A telenovela “Babilônia" tem causado frisson em uma parcela do segmento evangélico, em especial a conhecida Frente Parlamentar Evangélica. O estopim foi um beijo de amor entre um casal de mulheres idosas. Os políticos evangélicos, com o apoio público de outras lideranças religiosas, divulgaram uma nota de repúdio, com a afirmação de que o folhetim tem a “clara intenção de afrontar os cristãos”. Asseveram ainda que o beijo é uma forma de “disseminar a ideologia de gênero” e atacar a “família natural”, e um boicote à telenovela foi convocado.
Nas últimas semanas, o incômodo dos religiosos com “Babilônia” foi acirrado por conta de cenas em que personagens moralistas expressam aversão pelo relacionamento do casal de mulheres. Os parlamentares se disseram revoltados com a “representação estereotipada de quem é contra o casamento gay” e um reforço ao boicote foi propagado.
Não convém discutir aqui o engano de se atribuir ao boicote os baixos índices de audiência. Os motivos são outros. Interessa refletir significados do repúdio de lideranças evangélicas à telenovela.
A nota dos parlamentares foi publicada em momento delicado da política. Tempo em que pautas com temáticas sociais controversas vêm sendo colocadas no Congresso. Há o tema da segurança pública, com o sinal verde para a discussão da redução da maioridade penal. Também, a aprovação de que empresas terceirizem suas atividades-fim, mudando radicalmente as relações de trabalho. A maioria dos deputados evangélicos é protagonista no apoio a estes temas, que são claros retrocessos de conquistas sociais históricas como a Consolidação das Leis do Trabalho e o Estatuto da Criança e do Adolescente.

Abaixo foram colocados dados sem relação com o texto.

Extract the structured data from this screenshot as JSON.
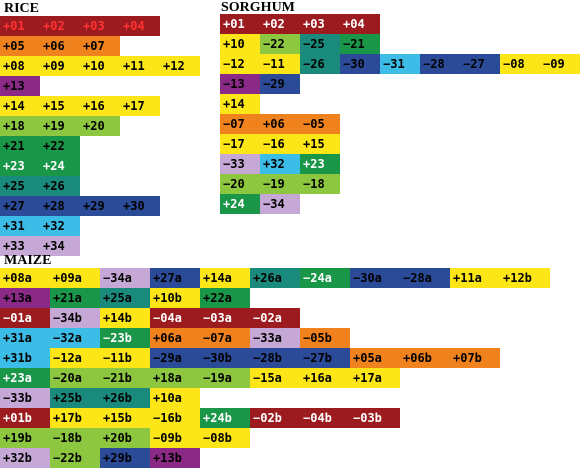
{
  "palette": {
    "darkred": "#9b1b1e",
    "orange": "#f0821e",
    "yellow": "#fde618",
    "purple": "#8a2a86",
    "green": "#8dc63f",
    "darkgreen": "#1a9648",
    "teal": "#1a8a7c",
    "navy": "#2b4a97",
    "skyblue": "#3bbde8",
    "lavender": "#c6a8d6",
    "text_light": "#ffffff",
    "text_dark": "#000000",
    "text_red": "#ff3333"
  },
  "sections": [
    {
      "key": "rice",
      "title": "RICE",
      "rows": [
        [
          {
            "t": "+01",
            "c": "darkred",
            "f": "text_red"
          },
          {
            "t": "+02",
            "c": "darkred",
            "f": "text_red"
          },
          {
            "t": "+03",
            "c": "darkred",
            "f": "text_red"
          },
          {
            "t": "+04",
            "c": "darkred",
            "f": "text_red"
          }
        ],
        [
          {
            "t": "+05",
            "c": "orange"
          },
          {
            "t": "+06",
            "c": "orange"
          },
          {
            "t": "+07",
            "c": "orange"
          }
        ],
        [
          {
            "t": "+08",
            "c": "yellow"
          },
          {
            "t": "+09",
            "c": "yellow"
          },
          {
            "t": "+10",
            "c": "yellow"
          },
          {
            "t": "+11",
            "c": "yellow"
          },
          {
            "t": "+12",
            "c": "yellow"
          }
        ],
        [
          {
            "t": "+13",
            "c": "purple"
          }
        ],
        [
          {
            "t": "+14",
            "c": "yellow"
          },
          {
            "t": "+15",
            "c": "yellow"
          },
          {
            "t": "+16",
            "c": "yellow"
          },
          {
            "t": "+17",
            "c": "yellow"
          }
        ],
        [
          {
            "t": "+18",
            "c": "green"
          },
          {
            "t": "+19",
            "c": "green"
          },
          {
            "t": "+20",
            "c": "green"
          }
        ],
        [
          {
            "t": "+21",
            "c": "darkgreen"
          },
          {
            "t": "+22",
            "c": "darkgreen"
          }
        ],
        [
          {
            "t": "+23",
            "c": "darkgreen",
            "f": "text_light"
          },
          {
            "t": "+24",
            "c": "darkgreen",
            "f": "text_light"
          }
        ],
        [
          {
            "t": "+25",
            "c": "teal"
          },
          {
            "t": "+26",
            "c": "teal"
          }
        ],
        [
          {
            "t": "+27",
            "c": "navy"
          },
          {
            "t": "+28",
            "c": "navy"
          },
          {
            "t": "+29",
            "c": "navy"
          },
          {
            "t": "+30",
            "c": "navy"
          }
        ],
        [
          {
            "t": "+31",
            "c": "skyblue"
          },
          {
            "t": "+32",
            "c": "skyblue"
          }
        ],
        [
          {
            "t": "+33",
            "c": "lavender"
          },
          {
            "t": "+34",
            "c": "lavender"
          }
        ]
      ]
    },
    {
      "key": "sorghum",
      "title": "SORGHUM",
      "rows": [
        [
          {
            "t": "+01",
            "c": "darkred",
            "f": "text_light"
          },
          {
            "t": "+02",
            "c": "darkred",
            "f": "text_light"
          },
          {
            "t": "+03",
            "c": "darkred",
            "f": "text_light"
          },
          {
            "t": "+04",
            "c": "darkred",
            "f": "text_light"
          }
        ],
        [
          {
            "t": "+10",
            "c": "yellow"
          },
          {
            "t": "−22",
            "c": "green"
          },
          {
            "t": "−25",
            "c": "teal"
          },
          {
            "t": "−21",
            "c": "darkgreen"
          }
        ],
        [
          {
            "t": "−12",
            "c": "yellow"
          },
          {
            "t": "−11",
            "c": "yellow"
          },
          {
            "t": "−26",
            "c": "teal"
          },
          {
            "t": "−30",
            "c": "navy"
          },
          {
            "t": "−31",
            "c": "skyblue"
          },
          {
            "t": "−28",
            "c": "navy"
          },
          {
            "t": "−27",
            "c": "navy"
          },
          {
            "t": "−08",
            "c": "yellow"
          },
          {
            "t": "−09",
            "c": "yellow"
          }
        ],
        [
          {
            "t": "−13",
            "c": "purple"
          },
          {
            "t": "−29",
            "c": "navy"
          }
        ],
        [
          {
            "t": "+14",
            "c": "yellow"
          }
        ],
        [
          {
            "t": "−07",
            "c": "orange"
          },
          {
            "t": "+06",
            "c": "orange"
          },
          {
            "t": "−05",
            "c": "orange"
          }
        ],
        [
          {
            "t": "−17",
            "c": "yellow"
          },
          {
            "t": "−16",
            "c": "yellow"
          },
          {
            "t": "+15",
            "c": "yellow"
          }
        ],
        [
          {
            "t": "−33",
            "c": "lavender"
          },
          {
            "t": "+32",
            "c": "skyblue"
          },
          {
            "t": "+23",
            "c": "darkgreen",
            "f": "text_light"
          }
        ],
        [
          {
            "t": "−20",
            "c": "green"
          },
          {
            "t": "−19",
            "c": "green"
          },
          {
            "t": "−18",
            "c": "green"
          }
        ],
        [
          {
            "t": "+24",
            "c": "darkgreen",
            "f": "text_light"
          },
          {
            "t": "−34",
            "c": "lavender"
          }
        ]
      ]
    },
    {
      "key": "maize",
      "title": "MAIZE",
      "rows": [
        [
          {
            "t": "+08a",
            "c": "yellow"
          },
          {
            "t": "+09a",
            "c": "yellow"
          },
          {
            "t": "−34a",
            "c": "lavender"
          },
          {
            "t": "+27a",
            "c": "navy"
          },
          {
            "t": "+14a",
            "c": "yellow"
          },
          {
            "t": "+26a",
            "c": "teal"
          },
          {
            "t": "−24a",
            "c": "darkgreen",
            "f": "text_light"
          },
          {
            "t": "−30a",
            "c": "navy"
          },
          {
            "t": "−28a",
            "c": "navy"
          },
          {
            "t": "+11a",
            "c": "yellow"
          },
          {
            "t": "+12b",
            "c": "yellow"
          }
        ],
        [
          {
            "t": "+13a",
            "c": "purple"
          },
          {
            "t": "+21a",
            "c": "darkgreen"
          },
          {
            "t": "+25a",
            "c": "teal"
          },
          {
            "t": "+10b",
            "c": "yellow"
          },
          {
            "t": "+22a",
            "c": "darkgreen"
          }
        ],
        [
          {
            "t": "−01a",
            "c": "darkred",
            "f": "text_light"
          },
          {
            "t": "−34b",
            "c": "lavender"
          },
          {
            "t": "+14b",
            "c": "yellow"
          },
          {
            "t": "−04a",
            "c": "darkred",
            "f": "text_light"
          },
          {
            "t": "−03a",
            "c": "darkred",
            "f": "text_light"
          },
          {
            "t": "−02a",
            "c": "darkred",
            "f": "text_light"
          }
        ],
        [
          {
            "t": "+31a",
            "c": "skyblue"
          },
          {
            "t": "−32a",
            "c": "skyblue"
          },
          {
            "t": "−23b",
            "c": "darkgreen",
            "f": "text_light"
          },
          {
            "t": "+06a",
            "c": "orange"
          },
          {
            "t": "−07a",
            "c": "orange"
          },
          {
            "t": "−33a",
            "c": "lavender"
          },
          {
            "t": "−05b",
            "c": "orange"
          }
        ],
        [
          {
            "t": "+31b",
            "c": "skyblue"
          },
          {
            "t": "−12a",
            "c": "yellow"
          },
          {
            "t": "−11b",
            "c": "yellow"
          },
          {
            "t": "−29a",
            "c": "navy"
          },
          {
            "t": "−30b",
            "c": "navy"
          },
          {
            "t": "−28b",
            "c": "navy"
          },
          {
            "t": "−27b",
            "c": "navy"
          },
          {
            "t": "+05a",
            "c": "orange"
          },
          {
            "t": "+06b",
            "c": "orange"
          },
          {
            "t": "+07b",
            "c": "orange"
          }
        ],
        [
          {
            "t": "+23a",
            "c": "darkgreen",
            "f": "text_light"
          },
          {
            "t": "−20a",
            "c": "green"
          },
          {
            "t": "−21b",
            "c": "green"
          },
          {
            "t": "+18a",
            "c": "green"
          },
          {
            "t": "−19a",
            "c": "green"
          },
          {
            "t": "−15a",
            "c": "yellow"
          },
          {
            "t": "+16a",
            "c": "yellow"
          },
          {
            "t": "+17a",
            "c": "yellow"
          }
        ],
        [
          {
            "t": "−33b",
            "c": "lavender"
          },
          {
            "t": "+25b",
            "c": "teal"
          },
          {
            "t": "+26b",
            "c": "teal"
          },
          {
            "t": "+10a",
            "c": "yellow"
          }
        ],
        [
          {
            "t": "+01b",
            "c": "darkred",
            "f": "text_light"
          },
          {
            "t": "+17b",
            "c": "yellow"
          },
          {
            "t": "+15b",
            "c": "yellow"
          },
          {
            "t": "−16b",
            "c": "yellow"
          },
          {
            "t": "+24b",
            "c": "darkgreen",
            "f": "text_light"
          },
          {
            "t": "−02b",
            "c": "darkred",
            "f": "text_light"
          },
          {
            "t": "−04b",
            "c": "darkred",
            "f": "text_light"
          },
          {
            "t": "−03b",
            "c": "darkred",
            "f": "text_light"
          }
        ],
        [
          {
            "t": "+19b",
            "c": "green"
          },
          {
            "t": "−18b",
            "c": "green"
          },
          {
            "t": "+20b",
            "c": "green"
          },
          {
            "t": "−09b",
            "c": "yellow"
          },
          {
            "t": "−08b",
            "c": "yellow"
          }
        ],
        [
          {
            "t": "+32b",
            "c": "lavender"
          },
          {
            "t": "−22b",
            "c": "green"
          },
          {
            "t": "+29b",
            "c": "navy"
          },
          {
            "t": "+13b",
            "c": "purple"
          }
        ]
      ]
    }
  ]
}
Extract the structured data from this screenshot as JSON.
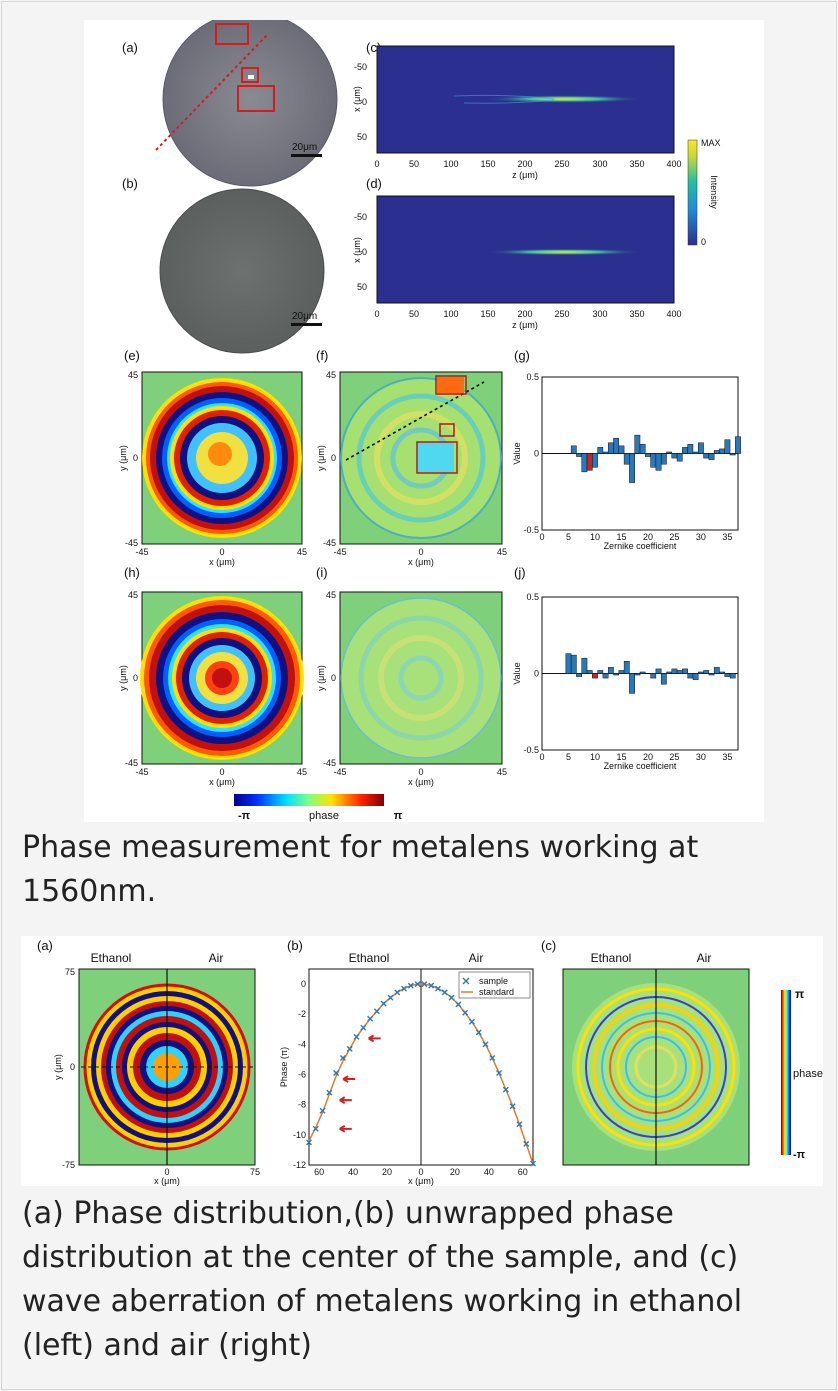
{
  "figure1": {
    "panel_labels": [
      "(a)",
      "(b)",
      "(c)",
      "(d)",
      "(e)",
      "(f)",
      "(g)",
      "(h)",
      "(i)",
      "(j)"
    ],
    "scale_bar": "20μm",
    "intensity_colorbar": {
      "max": "MAX",
      "min": "0",
      "label": "Intensity"
    },
    "focus_plots": {
      "xlabel": "z (μm)",
      "ylabel": "x (μm)",
      "xticks": [
        "0",
        "50",
        "100",
        "150",
        "200",
        "250",
        "300",
        "350",
        "400"
      ],
      "yticks": [
        "-50",
        "0",
        "50"
      ]
    },
    "phase_maps": {
      "xlabel": "x (μm)",
      "ylabel": "y (μm)",
      "ticks": [
        "-45",
        "0",
        "45"
      ]
    },
    "phase_colorbar": {
      "min": "-π",
      "label": "phase",
      "max": "π"
    },
    "chart_data": [
      {
        "type": "bar",
        "panel": "(g)",
        "xlabel": "Zernike coefficient",
        "ylabel": "Value",
        "ylim": [
          -0.5,
          0.5
        ],
        "xlim": [
          0,
          37
        ],
        "xticks": [
          0,
          5,
          10,
          15,
          20,
          25,
          30,
          35
        ],
        "highlight_color": "#d32020",
        "bar_color": "#2a78b8",
        "x": [
          6,
          7,
          8,
          9,
          10,
          11,
          12,
          13,
          14,
          15,
          16,
          17,
          18,
          19,
          20,
          21,
          22,
          23,
          24,
          25,
          26,
          27,
          28,
          29,
          30,
          31,
          32,
          33,
          34,
          35,
          36,
          37
        ],
        "values": [
          0.05,
          -0.02,
          -0.12,
          -0.11,
          -0.09,
          0.04,
          0.01,
          0.07,
          0.1,
          0.05,
          -0.07,
          -0.19,
          0.12,
          0.06,
          -0.02,
          -0.09,
          -0.11,
          -0.07,
          0.01,
          -0.03,
          -0.05,
          0.04,
          0.06,
          0.01,
          0.07,
          -0.03,
          -0.04,
          0.02,
          0.03,
          0.09,
          -0.01,
          0.11
        ],
        "highlight_x": [
          9
        ]
      },
      {
        "type": "bar",
        "panel": "(j)",
        "xlabel": "Zernike coefficient",
        "ylabel": "Value",
        "ylim": [
          -0.5,
          0.5
        ],
        "xlim": [
          0,
          37
        ],
        "xticks": [
          0,
          5,
          10,
          15,
          20,
          25,
          30,
          35
        ],
        "highlight_color": "#d32020",
        "bar_color": "#2a78b8",
        "x": [
          5,
          6,
          7,
          8,
          9,
          10,
          11,
          12,
          13,
          14,
          15,
          16,
          17,
          18,
          19,
          20,
          21,
          22,
          23,
          24,
          25,
          26,
          27,
          28,
          29,
          30,
          31,
          32,
          33,
          34,
          35,
          36
        ],
        "values": [
          0.13,
          0.12,
          -0.02,
          0.1,
          0.02,
          -0.03,
          0.02,
          -0.03,
          0.04,
          -0.01,
          0.02,
          0.08,
          -0.13,
          -0.01,
          0.01,
          0.0,
          -0.03,
          0.03,
          -0.07,
          0.01,
          0.03,
          0.02,
          0.03,
          -0.03,
          -0.04,
          0.01,
          0.02,
          -0.01,
          0.04,
          0.01,
          -0.02,
          -0.03
        ],
        "highlight_x": [
          10
        ]
      }
    ]
  },
  "caption1": "Phase measurement for metalens working at 1560nm.",
  "figure2": {
    "panel_labels": [
      "(a)",
      "(b)",
      "(c)"
    ],
    "side_labels": {
      "left": "Ethanol",
      "right": "Air"
    },
    "map_axes": {
      "xlabel": "x (μm)",
      "ylabel": "y (μm)",
      "ticks": [
        "-75",
        "0",
        "75"
      ]
    },
    "colorbar": {
      "max": "π",
      "label": "phase",
      "min": "-π"
    },
    "chart_data": {
      "type": "scatter",
      "panel": "(b)",
      "xlabel": "x (μm)",
      "ylabel": "Phase (π)",
      "xticks": [
        "60",
        "40",
        "20",
        "0",
        "20",
        "40",
        "60"
      ],
      "yticks": [
        "0",
        "-2",
        "-4",
        "-6",
        "-8",
        "-10",
        "-12"
      ],
      "xlim": [
        -66,
        66
      ],
      "ylim": [
        -12,
        1
      ],
      "series": [
        {
          "name": "sample",
          "marker": "x",
          "color": "#2a78b8",
          "x": [
            -66,
            -62,
            -58,
            -54,
            -50,
            -46,
            -42,
            -38,
            -34,
            -30,
            -26,
            -22,
            -18,
            -14,
            -10,
            -6,
            -2,
            2,
            6,
            10,
            14,
            18,
            22,
            26,
            30,
            34,
            38,
            42,
            46,
            50,
            54,
            58,
            62,
            66
          ],
          "y": [
            -10.5,
            -9.6,
            -8.4,
            -7.2,
            -5.9,
            -4.9,
            -4.3,
            -3.5,
            -2.9,
            -2.3,
            -1.8,
            -1.3,
            -0.9,
            -0.55,
            -0.3,
            -0.1,
            0.0,
            0.0,
            -0.1,
            -0.3,
            -0.55,
            -0.9,
            -1.35,
            -1.9,
            -2.5,
            -3.2,
            -4.0,
            -4.9,
            -5.9,
            -7.0,
            -8.1,
            -9.3,
            -10.6,
            -11.9
          ]
        },
        {
          "name": "standard",
          "marker": "line",
          "color": "#e07b2b",
          "x": [
            -66,
            -62,
            -58,
            -54,
            -50,
            -46,
            -42,
            -38,
            -34,
            -30,
            -26,
            -22,
            -18,
            -14,
            -10,
            -6,
            -2,
            2,
            6,
            10,
            14,
            18,
            22,
            26,
            30,
            34,
            38,
            42,
            46,
            50,
            54,
            58,
            62,
            66
          ],
          "y": [
            -10.4,
            -9.5,
            -8.5,
            -7.3,
            -6.1,
            -5.1,
            -4.3,
            -3.5,
            -2.9,
            -2.3,
            -1.8,
            -1.3,
            -0.9,
            -0.55,
            -0.3,
            -0.1,
            0.0,
            0.0,
            -0.1,
            -0.3,
            -0.55,
            -0.9,
            -1.35,
            -1.9,
            -2.5,
            -3.2,
            -4.0,
            -4.9,
            -5.9,
            -7.0,
            -8.1,
            -9.3,
            -10.6,
            -11.9
          ]
        }
      ],
      "arrows": [
        {
          "x": -35,
          "y": -3.6
        },
        {
          "x": -50,
          "y": -6.3
        },
        {
          "x": -52,
          "y": -7.7
        },
        {
          "x": -52,
          "y": -9.6
        }
      ]
    }
  },
  "caption2": "(a) Phase distribution,(b) unwrapped phase distribution at the center of the sample, and (c) wave aberration of metalens working in ethanol (left) and air (right)",
  "colors": {
    "map_bg": "#7fd07a",
    "plot_bg": "#2b2f8f",
    "bar": "#2a78b8",
    "highlight": "#d32020",
    "arrow": "#d32020"
  }
}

Há um elemento simbólico presente neste processo, em torno do termo “Babilônia”. Não foi à toa que os autores da história o escolheram para expressar uma trama que envolve uma mulher batalhadora que mora na favela e duas vilãs ambiciosas. Tudo entremeado com práticas de assassinato, roubo, empobrecimento, falsidade. Babilônia, de fato, foi um império antigo destacado na história por seu poder, riqueza, domínio e influência, em especial no período do rei Nabucodonosor, seis séculos antes de Cristo. É conhecida também pelo código escrito por um de seus reis, Hamurabi, um conjunto de leis duras, baseadas no “olho por olho, dente por dente”.
A Babilônia se fez por meio da conquista e destruição de muitas nações, entre elas o Reino de Judá. Segundo a Bíblia cristã, Judá foi cruelmente destruído pelos babilônios e teve parte dos sobreviventes levada em exílio. A história da Torre de Babel é uma denúncia do domínio que esse povo representava. Décadas depois de Cristo, os cristãos chamaram de Babilônia o Império Romano que oprimia e explorava os povos da Palestina. Estudiosos da Bíblia desafiam a pensar a quem chamar de Babilônia no presente. Não é difícil, dado o poder de nações que hoje dominam e exploram outras. Mas não só…
Não é visível que a Frente Parlamentar Evangélica e seus aliados não tenham se manifestado sobre os assassinatos, roubos, falsidades, expressos na trama? Não é notório que não se incomodam, e até promovem, a eleição de adolescentes como bodes expiatórios para a insegurança pública? Ou com a redução do pleno direito de trabalhadores com as modernas formas de exploração? Que silenciam sobre as lutas dos movimentos sociais pela Justiça e a violência oficial que eles sofrem? O que causa revolta a tais religiosos e os move à ação pública é a encenação de um beijo gay e a dramatização de atitudes homofóbicas. Sobre os verdadeiros riscos que rondam as famílias no âmbito do trabalho, da cidadania e da economia nenhuma palavra. Indiferença e indolência. É… a Babilônia é aqui.